Дверь открылась без звука. Небольшая комната с камином, украшенным богато и со вкусом. В задней части комнаты находилась лестница, ведущая на второй этаж. Я поднялся по ступеням в гостиную, которая переходила в кухню и столовую, располагавшиеся со стороны фасада. Через освещенное крыльцо в комнату проникал свет. Я остановился и прислушался. Единственное, что было слышно, - это биение моего сердца. Оно, казалось, отражалось от стен, увешанных фотографиями в рамках. Посреди гостиной располагалась лестница с перилами, заключенными в ажурную решетку. Казалось, свет, который я видел с улицы, отражается от верхних ее ступеней.

Я поднимался сразу через две ступени, потом увидел лампу на ночном столике, заливающую комнату мягким светом, и наконец услышал чуть спереди и правее от меня глухой голос, в котором звучало сдавливающее горло страдание:

- Кто здесь?

Я узнал голос Громова, несмотря на то что он был каким-то грубым и хриплым, будто его обладатель долгое время боролся за глоток воздуха. Я сделал шаг в комнату. Громов не пошевелился. Он лежал на кровати полностью одетый, скрестив руки мокрые от крови. В комнате стоял запах фекалий.

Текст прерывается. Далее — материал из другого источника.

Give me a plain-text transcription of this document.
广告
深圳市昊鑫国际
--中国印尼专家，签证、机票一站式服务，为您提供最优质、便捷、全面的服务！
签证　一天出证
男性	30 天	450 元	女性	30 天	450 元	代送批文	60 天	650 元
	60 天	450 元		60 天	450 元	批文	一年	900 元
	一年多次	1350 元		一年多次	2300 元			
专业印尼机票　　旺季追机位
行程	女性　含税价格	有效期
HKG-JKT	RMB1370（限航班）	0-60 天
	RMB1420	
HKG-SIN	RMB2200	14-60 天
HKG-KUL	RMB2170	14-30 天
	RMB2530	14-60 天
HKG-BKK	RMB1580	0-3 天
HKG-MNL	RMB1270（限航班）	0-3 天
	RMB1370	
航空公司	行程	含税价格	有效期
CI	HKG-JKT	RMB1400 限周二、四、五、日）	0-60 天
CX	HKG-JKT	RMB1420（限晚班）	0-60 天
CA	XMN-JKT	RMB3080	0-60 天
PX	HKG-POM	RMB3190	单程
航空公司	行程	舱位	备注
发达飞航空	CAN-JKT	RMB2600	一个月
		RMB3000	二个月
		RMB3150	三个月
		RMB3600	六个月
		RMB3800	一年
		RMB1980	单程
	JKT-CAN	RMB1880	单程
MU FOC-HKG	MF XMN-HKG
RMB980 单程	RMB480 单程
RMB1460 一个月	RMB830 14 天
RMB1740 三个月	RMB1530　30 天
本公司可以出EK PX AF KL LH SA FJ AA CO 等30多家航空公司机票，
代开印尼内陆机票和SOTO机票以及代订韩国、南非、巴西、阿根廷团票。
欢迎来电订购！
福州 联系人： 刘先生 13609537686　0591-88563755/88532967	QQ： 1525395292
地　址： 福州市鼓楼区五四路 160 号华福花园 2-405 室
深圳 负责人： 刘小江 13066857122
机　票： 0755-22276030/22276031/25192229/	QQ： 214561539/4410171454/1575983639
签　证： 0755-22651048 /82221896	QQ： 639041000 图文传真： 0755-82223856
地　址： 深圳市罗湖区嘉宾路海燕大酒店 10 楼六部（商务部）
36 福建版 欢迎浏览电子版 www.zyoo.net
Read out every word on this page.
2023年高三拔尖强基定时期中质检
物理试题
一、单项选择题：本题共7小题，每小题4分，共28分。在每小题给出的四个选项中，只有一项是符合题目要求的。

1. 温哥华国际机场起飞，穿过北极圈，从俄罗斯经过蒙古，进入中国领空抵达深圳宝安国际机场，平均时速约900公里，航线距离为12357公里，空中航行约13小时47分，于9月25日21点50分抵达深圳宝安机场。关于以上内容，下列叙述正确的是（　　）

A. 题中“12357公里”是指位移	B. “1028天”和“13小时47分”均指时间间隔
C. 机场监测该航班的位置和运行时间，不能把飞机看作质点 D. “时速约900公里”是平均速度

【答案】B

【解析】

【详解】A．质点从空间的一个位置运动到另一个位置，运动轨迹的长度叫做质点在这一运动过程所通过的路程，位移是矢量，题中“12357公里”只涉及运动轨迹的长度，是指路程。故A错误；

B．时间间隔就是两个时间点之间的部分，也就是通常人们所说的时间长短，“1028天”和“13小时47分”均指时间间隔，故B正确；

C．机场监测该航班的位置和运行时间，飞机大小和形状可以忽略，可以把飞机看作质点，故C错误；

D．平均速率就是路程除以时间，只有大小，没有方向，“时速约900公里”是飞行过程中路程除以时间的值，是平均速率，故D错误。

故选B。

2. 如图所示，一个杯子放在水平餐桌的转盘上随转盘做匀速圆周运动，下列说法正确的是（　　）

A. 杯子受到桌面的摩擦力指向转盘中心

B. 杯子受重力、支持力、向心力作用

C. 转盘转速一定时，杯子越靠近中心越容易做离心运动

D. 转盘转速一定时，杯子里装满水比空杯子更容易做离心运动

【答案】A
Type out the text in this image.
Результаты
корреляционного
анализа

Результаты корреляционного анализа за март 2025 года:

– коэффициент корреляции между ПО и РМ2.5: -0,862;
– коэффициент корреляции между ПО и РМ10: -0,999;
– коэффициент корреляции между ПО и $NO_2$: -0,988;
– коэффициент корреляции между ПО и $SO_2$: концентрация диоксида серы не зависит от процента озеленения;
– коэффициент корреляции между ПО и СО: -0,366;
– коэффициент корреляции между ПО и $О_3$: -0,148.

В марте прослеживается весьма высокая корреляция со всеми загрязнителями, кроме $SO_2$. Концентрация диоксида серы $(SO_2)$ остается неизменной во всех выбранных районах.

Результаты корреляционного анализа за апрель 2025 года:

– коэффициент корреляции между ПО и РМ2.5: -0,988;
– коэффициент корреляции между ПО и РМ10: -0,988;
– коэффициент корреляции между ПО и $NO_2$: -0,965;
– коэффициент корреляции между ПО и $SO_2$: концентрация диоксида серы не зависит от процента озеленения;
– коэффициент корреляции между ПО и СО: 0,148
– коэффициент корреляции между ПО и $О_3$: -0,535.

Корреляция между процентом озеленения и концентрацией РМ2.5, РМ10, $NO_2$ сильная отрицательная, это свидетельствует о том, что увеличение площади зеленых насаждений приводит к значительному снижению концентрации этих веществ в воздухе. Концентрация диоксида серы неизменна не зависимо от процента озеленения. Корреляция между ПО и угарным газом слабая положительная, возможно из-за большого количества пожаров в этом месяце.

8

- Я не чувствую своего тела, - проговорил Громов так, что было видно: каждое слово давалось ему с трудом.

Я смотрел на него, плавающего в луже собственной крови. И тут я вспомнил, зачем я здесь.

- Где Йоханна?

- Я не чувствую своего тела, - снова проговорил он, будто не слышал моего вопроса.

- Василий, послушайте меня. Вы здесь один? Йоханна была здесь?

Громов издал какой-то скрежещущий звук, перешедший в бессвязное бормотание, которое закончилось приступом удушья.

- Василий, - обратился я к нему, - вы должны мне помочь. Я разыскиваю Йоханну и знаю, над какой темой вы работали вместе. Я знаю о Целителе и о Паси Таркиайнене.

Я подошел к Громову на пару шагов ближе и остановился На груди у него была вмятина, по цвету более темная, чем кровь. Его лицо казалось на удивление спокойным, учитывая тот факт, что через грудную клетку этого человека, содрогавшуюся от конвульсий, утекала жизнь. Похоже, он был парализован. Наверное, пуля, выпущенная ему в грудь, проделала дыру и в позвоночнике.

- Я знаю и о вас, - продолжал я, - читал ваше письмо Йоханне.

Я уже собирался достать свой телефон и продемонстрировать ему, когда Громов заговорил:

- Там есть кое-что еще… Не только Таркиайнен…

Я снова опустил телефон в карман. Громов что-то проговорил, но я не разобрал и наклонился ближе. Через минуту я понял: он говорил о любви.

- Я сделал это ради любви.

- Что? - переспросил я. - Что вы сделали ради любви?

Громов выглядел так, будто ему не хватало воздуха. Он очень старался обойтись минимумом слов.

- Йоханна. Я хотел, чтобы она поняла, что я все еще ее люблю. Таркиайнен обещал помочь мне.

- Как Таркиайнен мог вам помочь?

Вопрос прозвучал так беспокойно и громко, что, казалось, вызвал эхо в комнате. Слова звучали из самой глубины моей души.

- Йоханна не стала бы меня слушать. Мне был нужен еще шанс.

- Шанс на что?

- Я хотел, чтобы она поняла, что я люблю ее.

- Разумеется. А для того, чтобы показать, что любишь ее, ты обманул своего давнего партнера и коллегу и отдал ее в руки убийцы.

- Таркиайнен обещал, - продолжал Громов хриплым голосом, - что заставит Йоханну понять мое положение. Он сказал, что должен встретиться с ней, потому что у него есть информация о Целителе, которой он готов поделиться с ней только при личной встрече.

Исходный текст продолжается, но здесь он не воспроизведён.